Epigenetic modifications of the genome are implicated in phenotypic differences in physiological fitness and disease susceptibility, and could account for the increasingly recognized links between the prenatal and early postnatal nutritional environment and adult health and disease. A mismatch between nutrient availability in early and later life appears to precipitate the emergence of major adult and increasingly childhood onset diseases: obesity, cardiovascular disease, and type 2 diabetes. Epigenetic silencing of imprinted genes through DNA methylation and histone modification is an important mechanism underlying fetal and postnatal growth and development.
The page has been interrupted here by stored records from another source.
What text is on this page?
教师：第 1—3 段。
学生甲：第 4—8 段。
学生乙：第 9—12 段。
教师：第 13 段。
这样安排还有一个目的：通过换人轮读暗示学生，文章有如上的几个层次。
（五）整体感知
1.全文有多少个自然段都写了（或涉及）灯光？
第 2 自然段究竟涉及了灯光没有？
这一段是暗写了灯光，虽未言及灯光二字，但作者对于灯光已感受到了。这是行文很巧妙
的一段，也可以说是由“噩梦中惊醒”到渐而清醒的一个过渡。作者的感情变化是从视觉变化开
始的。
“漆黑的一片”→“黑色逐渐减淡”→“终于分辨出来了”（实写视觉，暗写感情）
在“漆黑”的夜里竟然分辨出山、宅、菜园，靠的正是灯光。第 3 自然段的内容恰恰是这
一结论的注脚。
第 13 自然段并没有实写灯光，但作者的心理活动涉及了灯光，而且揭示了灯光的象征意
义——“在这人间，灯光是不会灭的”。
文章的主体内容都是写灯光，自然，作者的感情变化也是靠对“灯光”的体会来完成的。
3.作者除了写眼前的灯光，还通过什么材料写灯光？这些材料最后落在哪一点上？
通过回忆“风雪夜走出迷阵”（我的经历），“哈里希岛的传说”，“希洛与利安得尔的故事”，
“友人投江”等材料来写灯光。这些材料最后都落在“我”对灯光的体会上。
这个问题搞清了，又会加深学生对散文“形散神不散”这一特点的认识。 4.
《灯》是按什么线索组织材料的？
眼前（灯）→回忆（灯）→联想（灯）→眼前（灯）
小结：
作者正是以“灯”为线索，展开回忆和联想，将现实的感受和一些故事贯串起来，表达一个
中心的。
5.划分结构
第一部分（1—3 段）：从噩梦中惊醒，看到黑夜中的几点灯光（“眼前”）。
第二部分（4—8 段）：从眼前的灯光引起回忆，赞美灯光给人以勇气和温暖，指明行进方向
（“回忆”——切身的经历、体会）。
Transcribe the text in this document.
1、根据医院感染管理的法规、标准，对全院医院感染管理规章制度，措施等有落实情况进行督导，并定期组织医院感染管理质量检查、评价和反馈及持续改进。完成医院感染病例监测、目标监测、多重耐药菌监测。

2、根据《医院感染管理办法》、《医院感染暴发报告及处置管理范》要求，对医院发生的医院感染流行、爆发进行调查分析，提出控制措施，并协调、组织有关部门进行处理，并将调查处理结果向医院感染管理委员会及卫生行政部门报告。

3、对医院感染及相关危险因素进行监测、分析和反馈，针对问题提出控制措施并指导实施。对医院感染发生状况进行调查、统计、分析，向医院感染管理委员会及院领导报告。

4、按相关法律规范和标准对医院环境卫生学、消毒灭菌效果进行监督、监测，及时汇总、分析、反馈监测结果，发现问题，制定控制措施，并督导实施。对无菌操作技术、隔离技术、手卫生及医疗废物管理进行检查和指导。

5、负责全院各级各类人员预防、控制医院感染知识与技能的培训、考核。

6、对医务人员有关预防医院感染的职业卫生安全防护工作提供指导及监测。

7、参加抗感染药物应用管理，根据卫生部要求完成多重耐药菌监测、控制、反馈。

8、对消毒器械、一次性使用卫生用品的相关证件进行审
We have used a rat model to investigate whether methylation and allelic expression of the Igf2 and H19 genes are influenced by maternal nutrition during pregnancy. Female rats were maintained throughout pregnancy on a control ad libitum chow diet or on 30% of the control food intake (undernourished). Our studies demonstrate: 1) Developmentally regulated methylation at the Igf2 differentially methylated regions (DMRs) from fetal to juvenile and adult stages; 2) Tissue-specific effects of prenatal undernutrition on Igf2 DMR methylation; 3) Tissue-specific postnatal reactivation of the silenced maternal Igf2 allele, indicating loss-of-imprinting (LOI). These alterations in methylation are in some cases associated with altered levels of Igf2 expression at a tissue level. Our studies indicate that maternal nutrition does influence the epigenetic state of the offspring genome at specific chromosomal regions in a tissue-specific manner. Such epigenetic alterations in early life may contribute to epigenetic variability within the population that influences the risk of diseases in adulthood.